Antoinette was born in the bloody shadow of colonial legacy, denied a place both
within the local Black society and amongst the crumbling aristocracy. Postemancipation, the Cosways, as impoverished White Creoles, occupied an unenviable
rung on the Jamaican social ladder. Despised by ex-slaves and scorned by delicate
White society, most White Creoles with financial means fled the colonies to escape the
wrath of their former subordinates, despite the chilly reception awaiting them in the
metropole (Lambert 5). Antoinette’s temperament and personality is steeped in this
entrenched feeling of rejection, in the knowledge that she has an ambiguous and lonely
place in the lingering colonial hierarchy. The above quote, uttered upon Antoinette’s
departure for England and prior to her complete deterioration, reveals that it is the
contamination of Antoinette’s haven that ultimately triggered her demise. I suggest that
rather than a broken heart, or genetic predisposition, or parental neglect, it is the
colonial heritage so intrinsic to her being that provided both the initial condition and the
eventual catalyst of Antoinette’s madness.
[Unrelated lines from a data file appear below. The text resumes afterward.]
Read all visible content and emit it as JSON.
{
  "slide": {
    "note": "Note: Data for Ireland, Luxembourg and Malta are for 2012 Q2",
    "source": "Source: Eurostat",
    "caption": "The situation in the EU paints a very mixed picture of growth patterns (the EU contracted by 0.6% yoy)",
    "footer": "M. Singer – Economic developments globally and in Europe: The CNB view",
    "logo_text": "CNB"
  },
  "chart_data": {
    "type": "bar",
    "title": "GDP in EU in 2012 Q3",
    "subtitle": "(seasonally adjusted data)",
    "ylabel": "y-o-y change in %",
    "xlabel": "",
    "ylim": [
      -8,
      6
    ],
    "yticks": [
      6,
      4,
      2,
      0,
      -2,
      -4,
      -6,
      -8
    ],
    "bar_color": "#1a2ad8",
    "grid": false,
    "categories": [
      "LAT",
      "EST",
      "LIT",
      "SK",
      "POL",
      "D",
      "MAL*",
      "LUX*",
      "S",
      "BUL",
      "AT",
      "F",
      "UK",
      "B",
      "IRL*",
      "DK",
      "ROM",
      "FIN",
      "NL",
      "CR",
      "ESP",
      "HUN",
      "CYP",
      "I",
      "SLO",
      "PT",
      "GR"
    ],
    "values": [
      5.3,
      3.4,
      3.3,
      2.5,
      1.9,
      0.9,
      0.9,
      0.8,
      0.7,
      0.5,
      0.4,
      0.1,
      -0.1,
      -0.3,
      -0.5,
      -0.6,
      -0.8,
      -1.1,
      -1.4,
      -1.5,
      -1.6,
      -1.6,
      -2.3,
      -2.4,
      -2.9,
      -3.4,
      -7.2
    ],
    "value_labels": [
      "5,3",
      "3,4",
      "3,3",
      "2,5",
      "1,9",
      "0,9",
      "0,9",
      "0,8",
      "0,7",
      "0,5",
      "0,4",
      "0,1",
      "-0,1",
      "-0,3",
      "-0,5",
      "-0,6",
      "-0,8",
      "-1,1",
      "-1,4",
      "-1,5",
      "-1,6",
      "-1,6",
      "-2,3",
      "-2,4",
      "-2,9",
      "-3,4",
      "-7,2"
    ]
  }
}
Jeannette Marie Mageo explains, “In
colonial circumstances, which complicate people’s sense of self and are likely to
compromise their cultural identities, the past acquires particular weight” (5). Though any
one of the aforementioned factors may have contributed to the corrosion of Antoinette’s
sanity, none are more pivotal than the combination of a history of alienation combined
with the promise of future isolation. It can take generations for a culture to recover from
violent ethno-racial divides, and as described by Professor Adlai Murdoch, Rhys “mines
[the] critical implications of [post-colonial] instability… pointing out the impossibility for
[Antoinette to belong] completely to either of the dominant social and ‘racial’ categories”
(5). In essence, Antoinette goes mad in protest of the past and present social structures
to which she cannot relate and cannot belong. The violation of the place she loves
24 exposed Antoinette’s deepest feelings of alienation, causing her to reject the
surrounding world and retreat into her mind.
Madness is frequently misconstrued as a one-dimensional phenomenon. It is
often seen as an individual malady; an unfortunate mutation; a chemical imbalance.
Though these presumptions are not necessarily false, I argue that there can be an
additional dimension to madness, a larger social catalyst. As exemplified by Gilman’s
autobiographical tale and Rhys’ post-colonial narrative, foregoing sanity can be a form
of subconscious social protest. Antoinette Cosway’s insanity, though indicative of many
misfortunes, is ultimately a retort to the alienating ghost of colonialism. Gilman’s
narrator resorts to madness when she is denied autonomy, creative outlets, and
freedom; a reflection of Gilman’s own experiences with marriage and physicians.
Though some analysts have argued that protest must be validated by results or
conscious political drive, this view discounts the debilitative effects of oppressive
structures on one’s physical and mental capacity, thus undermining the very premise of
social protest. I do not attempt to glorify madness or make sweeping generalizations
about mad individuals. I assert that madness is not simply a medical condition, but a
complex experience that has been stigmatized and simplified. Failure to appreciate the
nuances of madness and social protest will result in a missed opportunity to better
understand oppressive structures and their role in the creation of the mad individual.